Thursday, October 03, 2013

SCOTUS Revisited

U.S. Supreme Court Chief Justice Roberts has been vilified over his ruling that allowed Obamacare to move forward. The administration and their minions claim the SCOTUS ruling effectually codifies the law and allows the federal government to move forward with their grand scheme to force American's to buy a product (health insurance) regardless of whether they want it or can afford it.
Dr. Harold Pease, an expert on the United States Constitutionstated that the authority in dealing with Obamacare funding belongs to the U.S. House, not the U.S. Senate and that the House is doing this all wrong.
Pease said, “Everything hinged upon funding which was given exclusively to the House of Representatives, the only power that they alone had.”
Pease went on to say, “All bills for raising revenue shall originate in the House of Representatives; but the Senate may propose or concur with Amendments as on other Bills. To fund anything, in this case Obamacare, first approval is required by the House of Representatives.”
I applaud this stance, but why are we just now hearing about it?
“Chief Justice Roberts actually ruled the mandate, relative to the commerce clause, was unconstitutional. That is how the Democrats got Obama-care going in the first place. This is critical. His ruling means Congress can’t compel American citizens to purchase anything, ever. The notion is now officially and forever, unconstitutional. As it should be.”
“Next, he stated that, because Congress doesn’t have the ability to mandate, it must, to fund Obama-care, rely on its power to tax. Therefore, the mechanism that funds Obama-care is a tax,” said Atkinson. “He struck down as unconstitutional, the Obama-care idea that the federal government can bully states into complying by yanking their existing medicaid funding. Liberals, through Obama-care, basically said to the states — “comply with Obama-care or we will stop existing funding.” Roberts ruled that is a no-no.”
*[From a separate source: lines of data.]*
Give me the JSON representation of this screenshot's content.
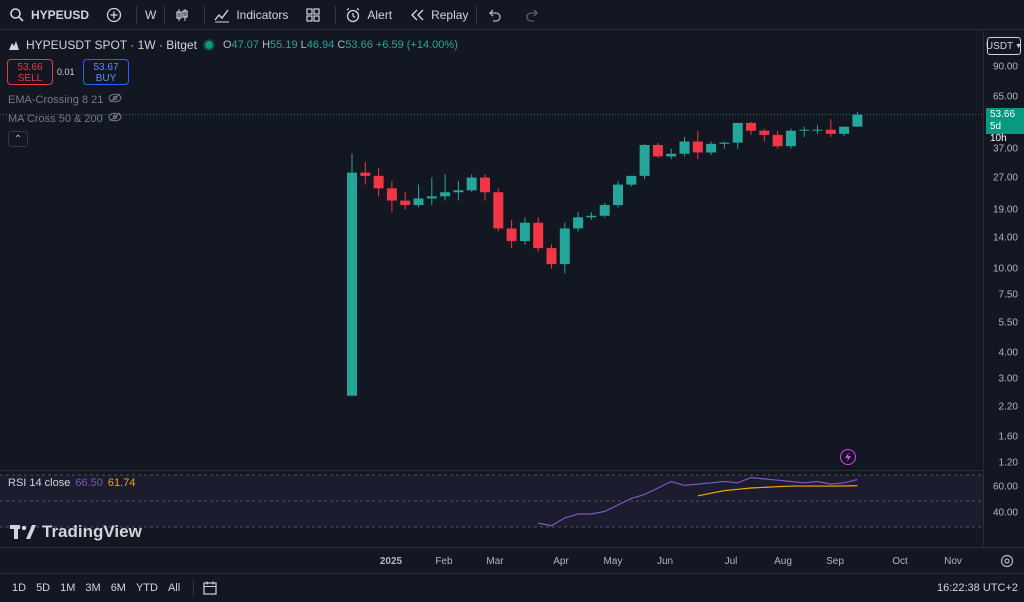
{
  "toolbar": {
    "symbol": "HYPEUSD",
    "interval": "W",
    "indicators_label": "Indicators",
    "alert_label": "Alert",
    "replay_label": "Replay"
  },
  "legend": {
    "title": "HYPEUSDT SPOT · 1W · Bitget",
    "o_label": "O",
    "o": "47.07",
    "h_label": "H",
    "h": "55.19",
    "l_label": "L",
    "l": "46.94",
    "c_label": "C",
    "c": "53.66",
    "change": "+6.59 (+14.00%)"
  },
  "trade": {
    "sell_price": "53.66",
    "sell_label": "SELL",
    "spread": "0.01",
    "buy_price": "53.67",
    "buy_label": "BUY"
  },
  "indicators": [
    {
      "label": "EMA-Crossing 8 21"
    },
    {
      "label": "MA Cross 50 & 200"
    }
  ],
  "price_scale": {
    "currency": "USDT",
    "labels": [
      "90.00",
      "65.00",
      "37.00",
      "27.00",
      "19.00",
      "14.00",
      "10.00",
      "7.50",
      "5.50",
      "4.00",
      "3.00",
      "2.20",
      "1.60",
      "1.20"
    ],
    "last_price": "53.66",
    "countdown": "5d 10h"
  },
  "rsi": {
    "label": "RSI 14 close",
    "value": "66.50",
    "ma_value": "61.74",
    "levels": [
      "60.00",
      "40.00"
    ]
  },
  "brand": {
    "name": "TradingView"
  },
  "time_axis": [
    "2025",
    "Feb",
    "Mar",
    "Apr",
    "May",
    "Jun",
    "Jul",
    "Aug",
    "Sep",
    "Oct",
    "Nov"
  ],
  "bottom": {
    "ranges": [
      "1D",
      "5D",
      "1M",
      "3M",
      "6M",
      "YTD",
      "All"
    ],
    "clock": "16:22:38 UTC+2"
  },
  "colors": {
    "up": "#26a69a",
    "down": "#f23645",
    "rsi": "#7e57c2",
    "rsi_ma": "#f7a600"
  },
  "chart_data": {
    "type": "candlestick",
    "scale": "log",
    "ylim": [
      1.1,
      100
    ],
    "candles": [
      {
        "o": 2.5,
        "h": 35,
        "l": 2.5,
        "c": 28.5
      },
      {
        "o": 28.5,
        "h": 32,
        "l": 25,
        "c": 27.5
      },
      {
        "o": 27.5,
        "h": 30,
        "l": 22,
        "c": 24
      },
      {
        "o": 24,
        "h": 26,
        "l": 18.5,
        "c": 21
      },
      {
        "o": 21,
        "h": 23,
        "l": 19,
        "c": 20
      },
      {
        "o": 20,
        "h": 25,
        "l": 19.5,
        "c": 21.5
      },
      {
        "o": 21.5,
        "h": 27,
        "l": 20,
        "c": 22
      },
      {
        "o": 22,
        "h": 28,
        "l": 21,
        "c": 23
      },
      {
        "o": 23,
        "h": 26,
        "l": 21,
        "c": 23.5
      },
      {
        "o": 23.5,
        "h": 28,
        "l": 23,
        "c": 27
      },
      {
        "o": 27,
        "h": 28,
        "l": 21,
        "c": 23
      },
      {
        "o": 23,
        "h": 24,
        "l": 15,
        "c": 15.5
      },
      {
        "o": 15.5,
        "h": 17,
        "l": 12.5,
        "c": 13.5
      },
      {
        "o": 13.5,
        "h": 17.5,
        "l": 13,
        "c": 16.5
      },
      {
        "o": 16.5,
        "h": 17.5,
        "l": 12,
        "c": 12.5
      },
      {
        "o": 12.5,
        "h": 13,
        "l": 10,
        "c": 10.5
      },
      {
        "o": 10.5,
        "h": 16.5,
        "l": 9.5,
        "c": 15.5
      },
      {
        "o": 15.5,
        "h": 18.5,
        "l": 15,
        "c": 17.5
      },
      {
        "o": 17.5,
        "h": 18.5,
        "l": 17,
        "c": 17.8
      },
      {
        "o": 17.8,
        "h": 20.5,
        "l": 17.5,
        "c": 20
      },
      {
        "o": 20,
        "h": 26,
        "l": 19.5,
        "c": 25
      },
      {
        "o": 25,
        "h": 27.5,
        "l": 24.5,
        "c": 27.5
      },
      {
        "o": 27.5,
        "h": 39,
        "l": 26.5,
        "c": 38.5
      },
      {
        "o": 38.5,
        "h": 39.5,
        "l": 33.5,
        "c": 34
      },
      {
        "o": 34,
        "h": 37,
        "l": 33,
        "c": 35
      },
      {
        "o": 35,
        "h": 42,
        "l": 34,
        "c": 40
      },
      {
        "o": 40,
        "h": 45,
        "l": 33,
        "c": 35.5
      },
      {
        "o": 35.5,
        "h": 40,
        "l": 34.5,
        "c": 39
      },
      {
        "o": 39,
        "h": 40,
        "l": 37,
        "c": 39.5
      },
      {
        "o": 39.5,
        "h": 43,
        "l": 37,
        "c": 49
      },
      {
        "o": 49,
        "h": 49.5,
        "l": 43,
        "c": 45
      },
      {
        "o": 45,
        "h": 46,
        "l": 40,
        "c": 43
      },
      {
        "o": 43,
        "h": 45,
        "l": 37,
        "c": 38
      },
      {
        "o": 38,
        "h": 46,
        "l": 37,
        "c": 45
      },
      {
        "o": 45,
        "h": 47,
        "l": 42,
        "c": 45.5
      },
      {
        "o": 45.5,
        "h": 48,
        "l": 43.5,
        "c": 45.5
      },
      {
        "o": 45.5,
        "h": 51,
        "l": 42,
        "c": 43.5
      },
      {
        "o": 43.5,
        "h": 47,
        "l": 42.5,
        "c": 47
      },
      {
        "o": 47.07,
        "h": 55.19,
        "l": 46.94,
        "c": 53.66
      }
    ],
    "rsi_values": [
      null,
      null,
      null,
      null,
      null,
      null,
      null,
      null,
      null,
      null,
      null,
      null,
      null,
      null,
      33,
      31,
      37,
      40,
      40,
      42,
      47,
      52,
      55,
      60,
      65,
      62,
      63,
      64,
      65,
      64,
      68,
      67,
      66,
      65,
      64,
      65,
      63,
      64,
      66.5
    ],
    "rsi_ma_values": [
      null,
      null,
      null,
      null,
      null,
      null,
      null,
      null,
      null,
      null,
      null,
      null,
      null,
      null,
      null,
      null,
      null,
      null,
      null,
      null,
      null,
      null,
      null,
      null,
      null,
      null,
      54,
      56,
      58,
      59,
      60,
      60.5,
      61,
      61.5,
      61.5,
      61.5,
      61.5,
      61.6,
      61.74
    ]
  }
}
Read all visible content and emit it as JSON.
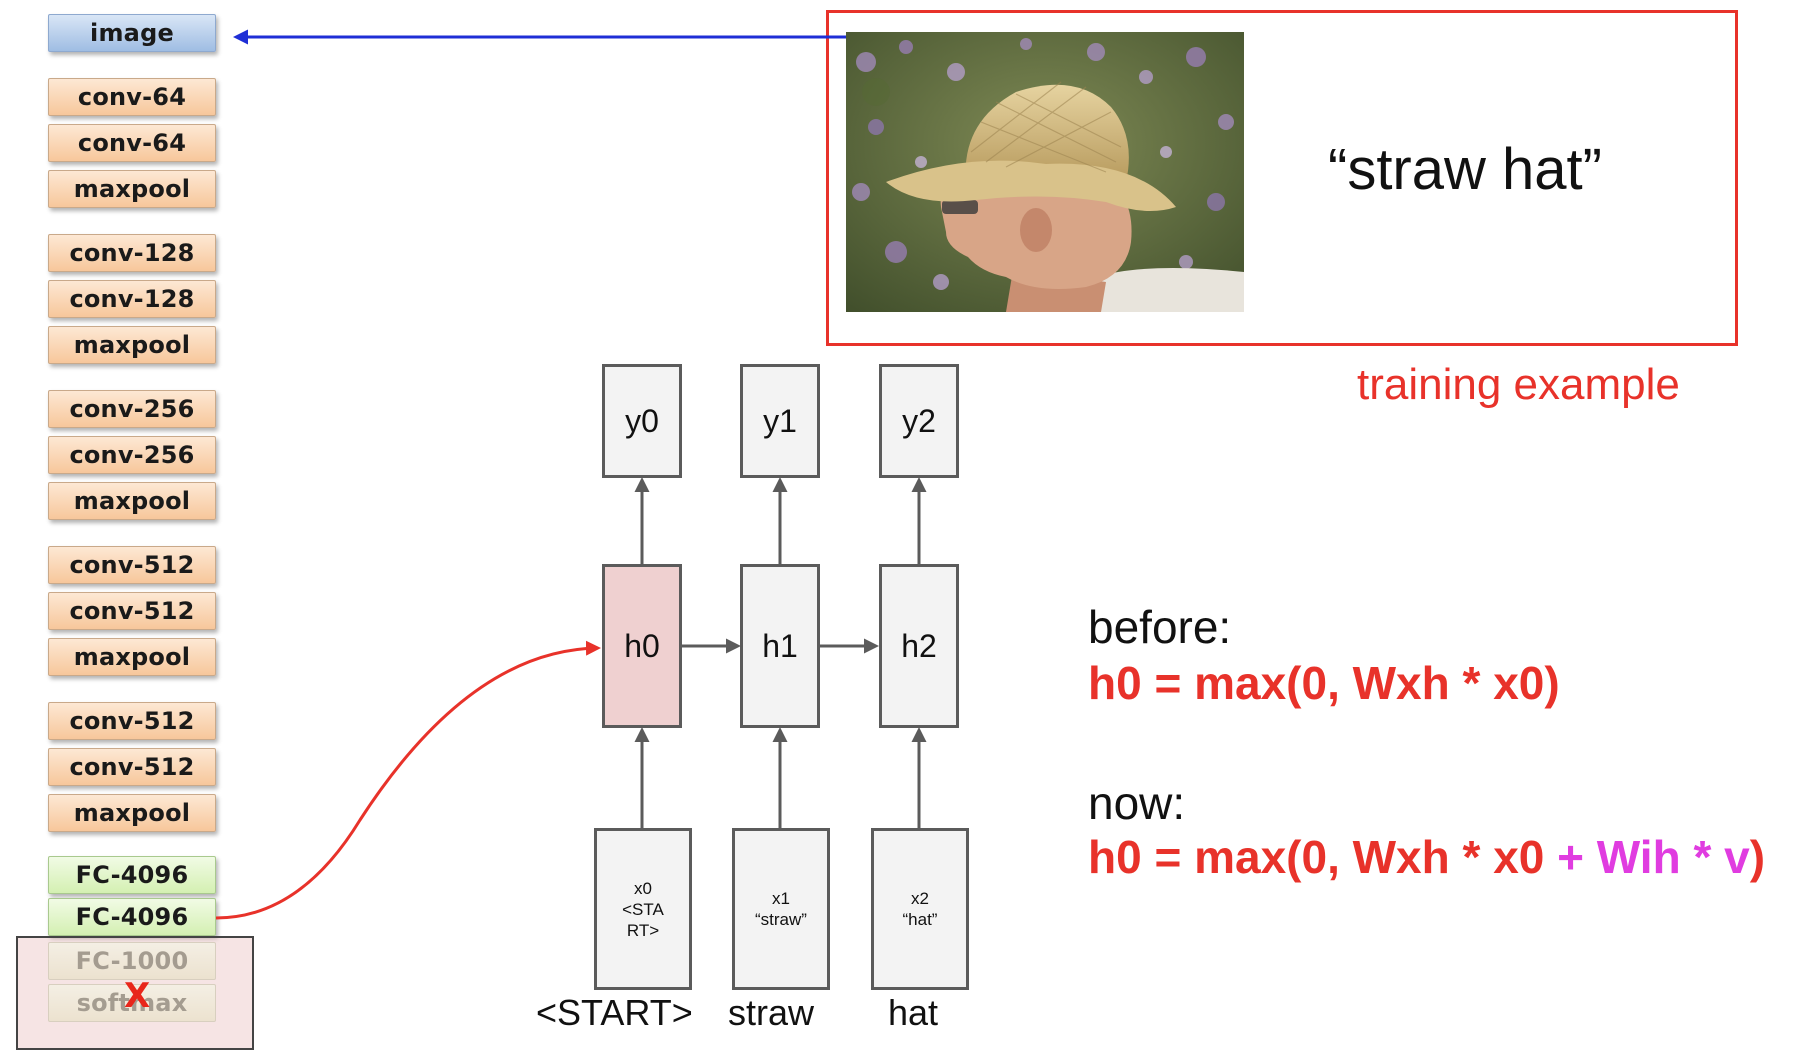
{
  "cnn": {
    "layers": [
      {
        "label": "image",
        "kind": "image"
      },
      {
        "label": "conv-64",
        "kind": "conv"
      },
      {
        "label": "conv-64",
        "kind": "conv"
      },
      {
        "label": "maxpool",
        "kind": "conv"
      },
      {
        "label": "conv-128",
        "kind": "conv"
      },
      {
        "label": "conv-128",
        "kind": "conv"
      },
      {
        "label": "maxpool",
        "kind": "conv"
      },
      {
        "label": "conv-256",
        "kind": "conv"
      },
      {
        "label": "conv-256",
        "kind": "conv"
      },
      {
        "label": "maxpool",
        "kind": "conv"
      },
      {
        "label": "conv-512",
        "kind": "conv"
      },
      {
        "label": "conv-512",
        "kind": "conv"
      },
      {
        "label": "maxpool",
        "kind": "conv"
      },
      {
        "label": "conv-512",
        "kind": "conv"
      },
      {
        "label": "conv-512",
        "kind": "conv"
      },
      {
        "label": "maxpool",
        "kind": "conv"
      },
      {
        "label": "FC-4096",
        "kind": "fc"
      },
      {
        "label": "FC-4096",
        "kind": "fc"
      },
      {
        "label": "FC-1000",
        "kind": "removed"
      },
      {
        "label": "softmax",
        "kind": "removed"
      }
    ],
    "removed_mark": "X"
  },
  "example": {
    "caption": "“straw hat”",
    "label": "training example"
  },
  "rnn": {
    "outputs": [
      "y0",
      "y1",
      "y2"
    ],
    "hidden": [
      "h0",
      "h1",
      "h2"
    ],
    "inputs": [
      {
        "line1": "x0",
        "line2": "<STA",
        "line3": "RT>"
      },
      {
        "line1": "x1",
        "line2": "“straw”",
        "line3": ""
      },
      {
        "line1": "x2",
        "line2": "“hat”",
        "line3": ""
      }
    ],
    "words": [
      "<START>",
      "straw",
      "hat"
    ]
  },
  "formulas": {
    "before_label": "before:",
    "before_formula": "h0 = max(0, Wxh * x0)",
    "now_label": "now:",
    "now_formula_part1": "h0 = max(0, Wxh * x0",
    "now_formula_part2": " + Wih * v",
    "now_formula_part3": ")"
  },
  "colors": {
    "accent_red": "#e8322a",
    "magenta": "#e03ce0",
    "arrow_blue": "#1f2fd6",
    "hidden_highlight": "#efd0d0"
  }
}
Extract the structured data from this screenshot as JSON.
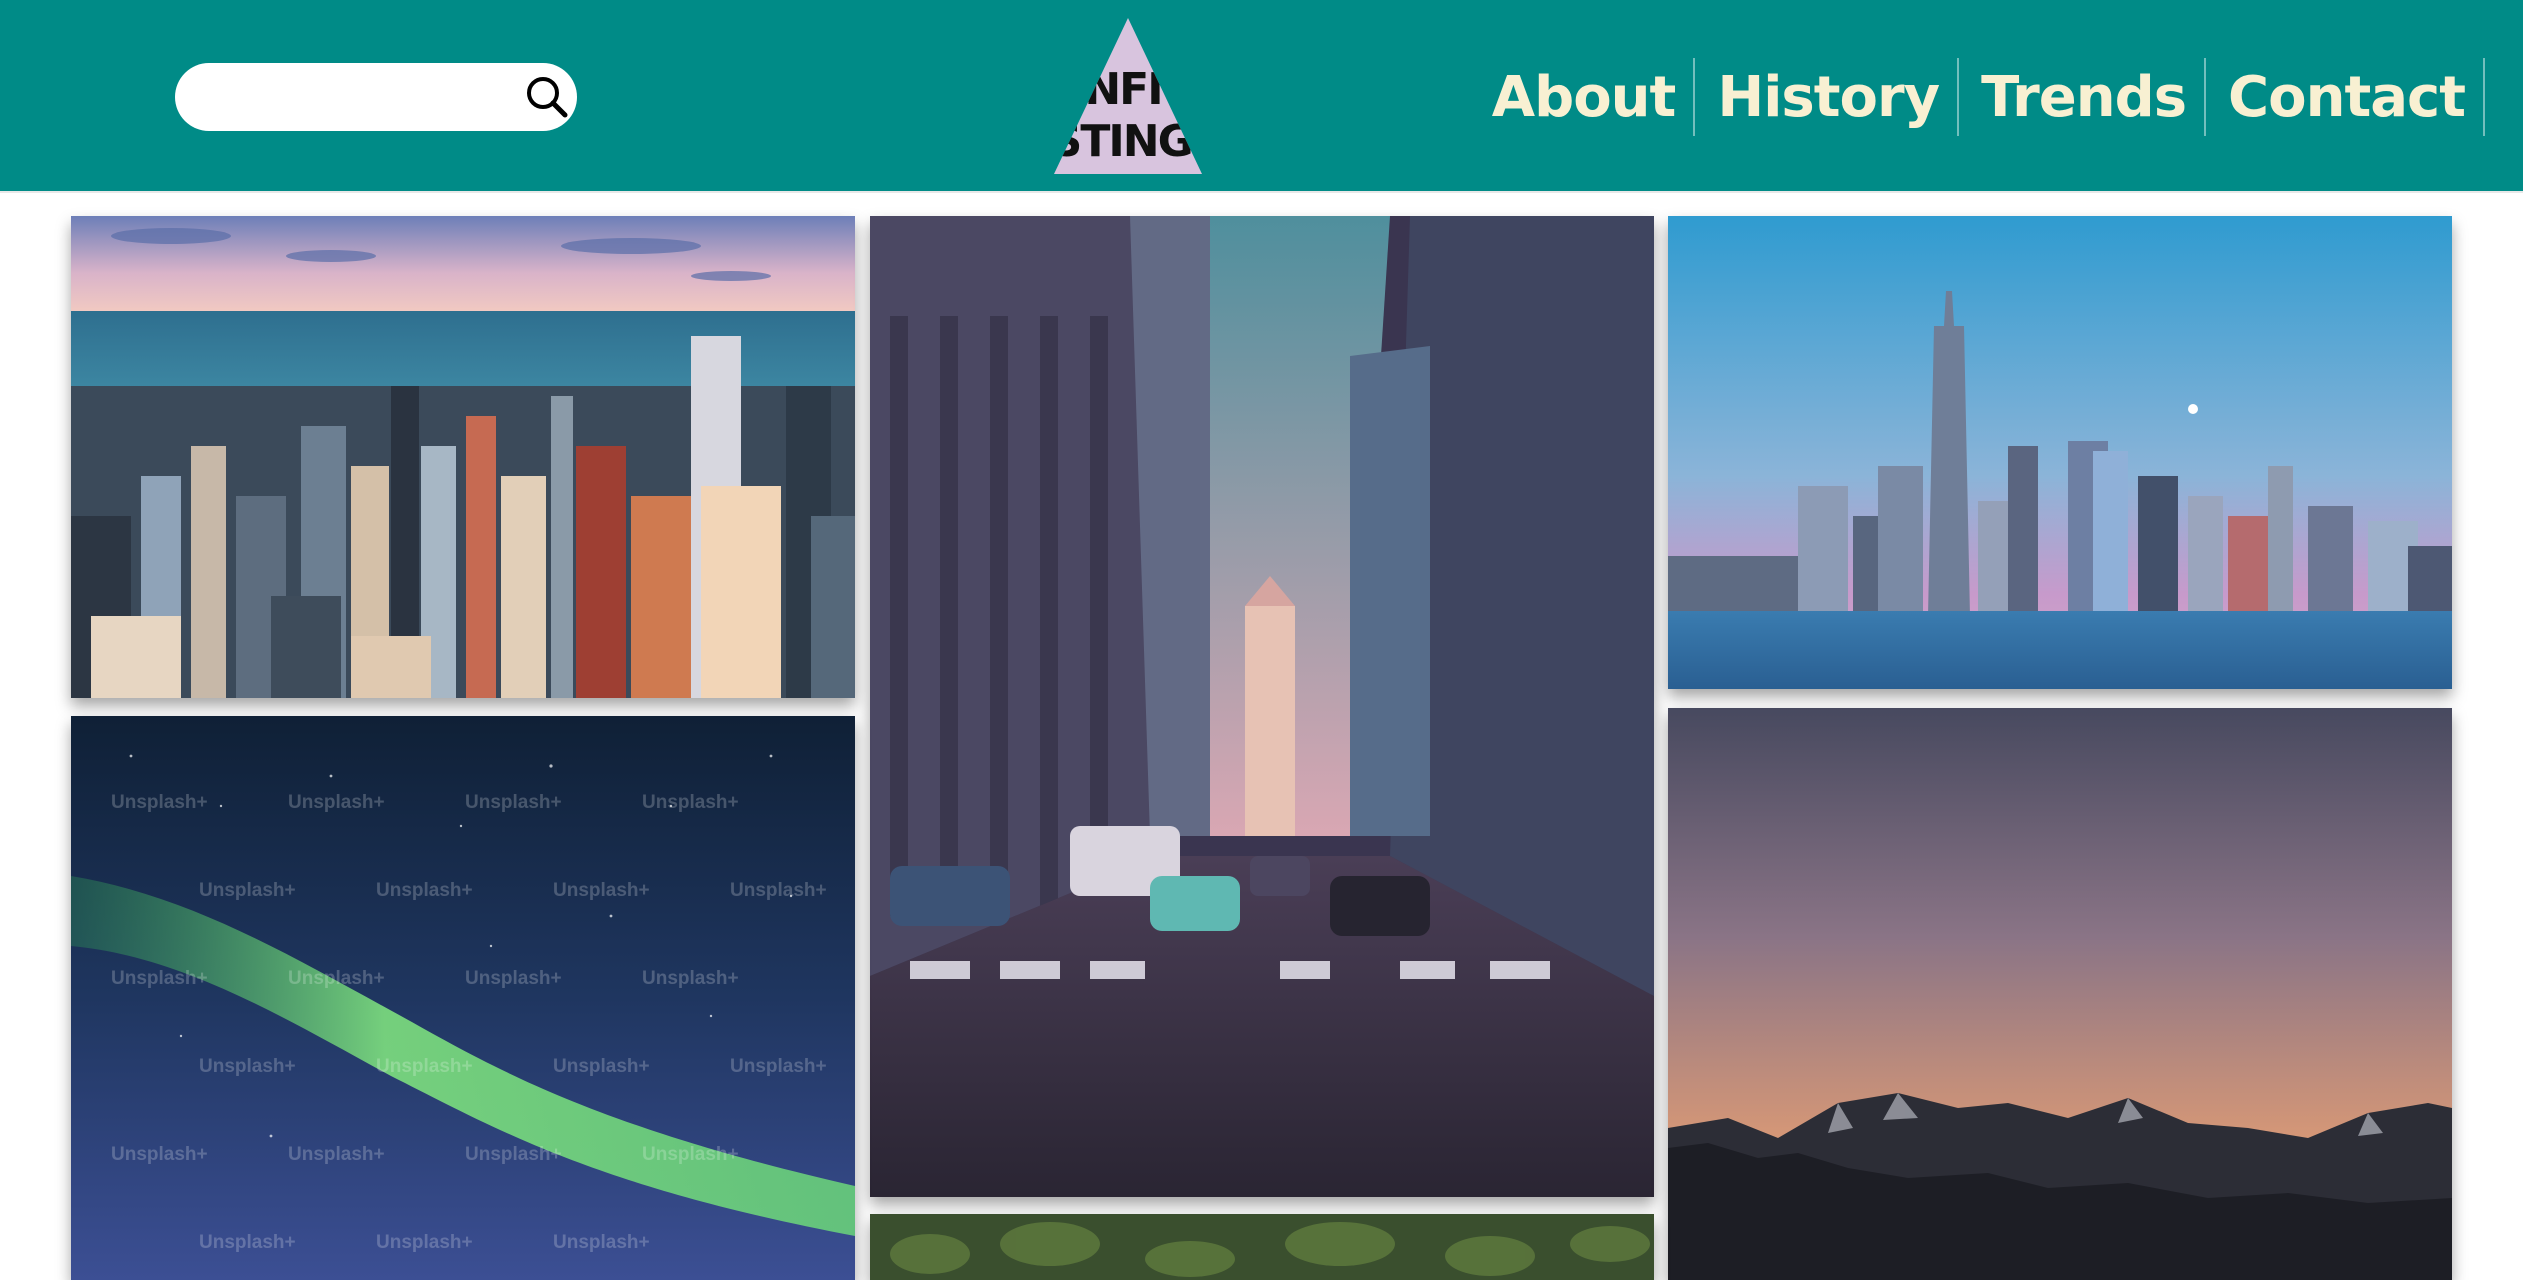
{
  "header": {
    "background": "#008b87",
    "search": {
      "placeholder": "",
      "value": "",
      "icon": "search-icon"
    },
    "logo": {
      "line1": "NFI",
      "line2": "ISTING",
      "color": "#d8c4de"
    },
    "nav": [
      {
        "label": "About"
      },
      {
        "label": "History"
      },
      {
        "label": "Trends"
      },
      {
        "label": "Contact"
      }
    ]
  },
  "gallery": {
    "tiles": [
      {
        "name": "chicago-aerial-skyline"
      },
      {
        "name": "city-street-canyon"
      },
      {
        "name": "manhattan-skyline-dusk"
      },
      {
        "name": "aurora-night-sky",
        "watermark": "Unsplash+"
      },
      {
        "name": "mountain-sunset"
      },
      {
        "name": "forest-treetops"
      }
    ]
  }
}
So why is Obamacare still an issue?
When the House attached Obamacare to the legislation in funding the government, it made a mistake in doing so and the funding of Obamacare should have been separate, thereby giving the Senate no power in denying the Houses’ request to defund Obamacare.
If Obamacare is removed from the government budget, presented, and voted on as a separate bill, Obamacare can be defunded by the House. If that is the case, then the Senate and the President has no constitutional authority to override the House's decision.
Seems to be a day late and several billion dollars short.